Pressemitteilung: 16-03


djb fordert Strafbarkeit der tätlichen sexuellen Belästigung und Paradigmenwechsel in der Reform des Sexualstrafrechts

Pressemitteilung vom

--- djb-Stellungnahme vom 18.2.2016 zum Referentenentwurf zur Änderung des Strafgesetzbuches – Verbesserung des Schutzes der sexuellen Selbstbestimmung ---

Die Einleitung der Verbändeanhörung zum Referentenentwurf zur Änderung des Strafgesetzbuches – Verbesserung des Schutzes der sexuellen Selbstbestimmung am 22. Dezember 2015 hat der Deutsche Juristinnenbund e.V. (djb) erfreut zur Kenntnis genommen. Die nachfolgenden Ereignisse in der Silvesternacht und die daran anschließenden Diskussionen in Fachkreisen und der Gesellschaft haben den guten Ansatz des Entwurfs jedoch überholt.

„Wir brauchen den Paradigmenwechsel im Sexualstrafrecht hin zum lückenlosen Schutz der sexuellen Selbstbestimmung, wie es der djb nicht erst seit 2014 unablässig fordert“, so Präsidentin Ramona Pisal.
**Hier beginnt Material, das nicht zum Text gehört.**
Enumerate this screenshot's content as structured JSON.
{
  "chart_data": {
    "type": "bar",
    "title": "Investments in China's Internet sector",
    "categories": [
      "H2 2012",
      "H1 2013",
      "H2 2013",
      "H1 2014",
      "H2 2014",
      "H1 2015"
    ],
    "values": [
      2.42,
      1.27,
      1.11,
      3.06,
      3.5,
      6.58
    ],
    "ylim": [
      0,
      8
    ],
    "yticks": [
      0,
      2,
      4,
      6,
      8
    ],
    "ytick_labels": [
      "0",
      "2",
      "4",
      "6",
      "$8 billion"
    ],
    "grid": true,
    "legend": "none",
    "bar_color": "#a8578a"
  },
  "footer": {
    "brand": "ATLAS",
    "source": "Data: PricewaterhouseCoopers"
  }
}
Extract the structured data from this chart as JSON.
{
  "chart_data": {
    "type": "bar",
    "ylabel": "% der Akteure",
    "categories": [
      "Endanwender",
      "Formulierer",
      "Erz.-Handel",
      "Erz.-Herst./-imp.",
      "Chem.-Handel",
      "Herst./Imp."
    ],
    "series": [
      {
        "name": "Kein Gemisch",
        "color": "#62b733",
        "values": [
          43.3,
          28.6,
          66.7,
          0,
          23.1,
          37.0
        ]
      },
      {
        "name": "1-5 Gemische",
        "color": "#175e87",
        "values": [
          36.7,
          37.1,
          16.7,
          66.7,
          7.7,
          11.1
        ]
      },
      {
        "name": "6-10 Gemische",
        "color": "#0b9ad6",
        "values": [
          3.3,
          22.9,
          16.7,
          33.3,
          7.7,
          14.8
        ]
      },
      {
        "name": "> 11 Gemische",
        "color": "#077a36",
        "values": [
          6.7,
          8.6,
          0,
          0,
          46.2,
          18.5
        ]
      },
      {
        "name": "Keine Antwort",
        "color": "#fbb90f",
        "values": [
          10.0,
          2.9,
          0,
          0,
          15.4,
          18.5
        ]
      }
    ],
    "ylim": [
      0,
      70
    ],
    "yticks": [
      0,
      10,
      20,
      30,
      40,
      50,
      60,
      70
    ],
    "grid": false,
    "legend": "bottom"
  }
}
„Aber auch tätliche sexualisierte Belästigungen in jeder Form sind strafwürdig. Die bisherige Rechtslage sieht das sogenannte „Angrapschen“ grundsätzlich nicht als sexuelle Handlung, damit bleibt es in der Mehrzahl der Fälle straflos. Derartige sexualisierte (Über-)Grif­fe, die vor allem Frauen immer wieder erleben, müssen als Straftat angezeigt werden können. Das Rechtsempfinden in der Gesellschaft geht zu Recht weit überwiegend von der Strafbarkeit solcher Handlungen aus. Dies haben die Diskussionen nach den Ereignissen in der Silvesternacht 2015/2016 deutlich gezeigt. Dem muss die Gesetzeslage angepasst und ein Straftatbestand der tätlichen sexualisierten Belästigung in das Strafgesetzbuch aufgenommen werden.“

Hintergrund:

2011 hat Deutschland die Istanbul-Konvention des Europarats unterschrieben, die Vertragsstaaten in Art. 36 verpflichtet, nicht einverständliche sexuelle Handlungen unter Strafe zu stellen. Um die Istanbul-Konvention ratifizieren zu können, muss die Rechtslage im 13. Abschnitt des Strafgesetzbuchs – Straftaten gegen die sexuelle Selbstbestimmung – diesem Erfordernis angepasst und das Recht auf sexuelle Selbstbestimmung ohne Einschränkung geschützt werden.

Dies hat der djb wiederholt gefordert, u.a. in seinen Stellungnahmen vom 9. Mai 2014 und vom 25. Juli 2014. Auch das Bundesministerium für Justiz und Verbraucherschutz (BMJV) sieht inzwischen die Notwendigkeit einer Reform. Gleichwohl werden im Referentenentwurf des BMJV zur Änderung des Strafgesetzbuches – Verbesserung des Schutzes der sexuellen Selbstbestimmung nur „kleine Änderungen“ vorgeschlagen, mit denen Schutzlücken geschlossen werden sollen. Eine umfassende Reform des 13. Abschnitts des Strafgesetzbuchs (StGB) soll später geprüft werden. Auch dieser reduzierte Reformvorschlag wurde zunächst nicht veröffentlicht.

Der djb hatte deshalb mit offenem Brief vom 24. November 2015 an das Bundeskanzleramt die Eröffnung der Verbändeanhörung gefordert, die schließlich am 22. Dezember 2015 erfolgt ist.

Mit seiner heute veröffentlichten Stellungnahme legt der djb dar, dass die vorgeschlagenen Änderungen zwar ein Schritt in die richtige Richtung sind, der jedoch aus unterschiedlichen Gründen nicht ausreichend ist.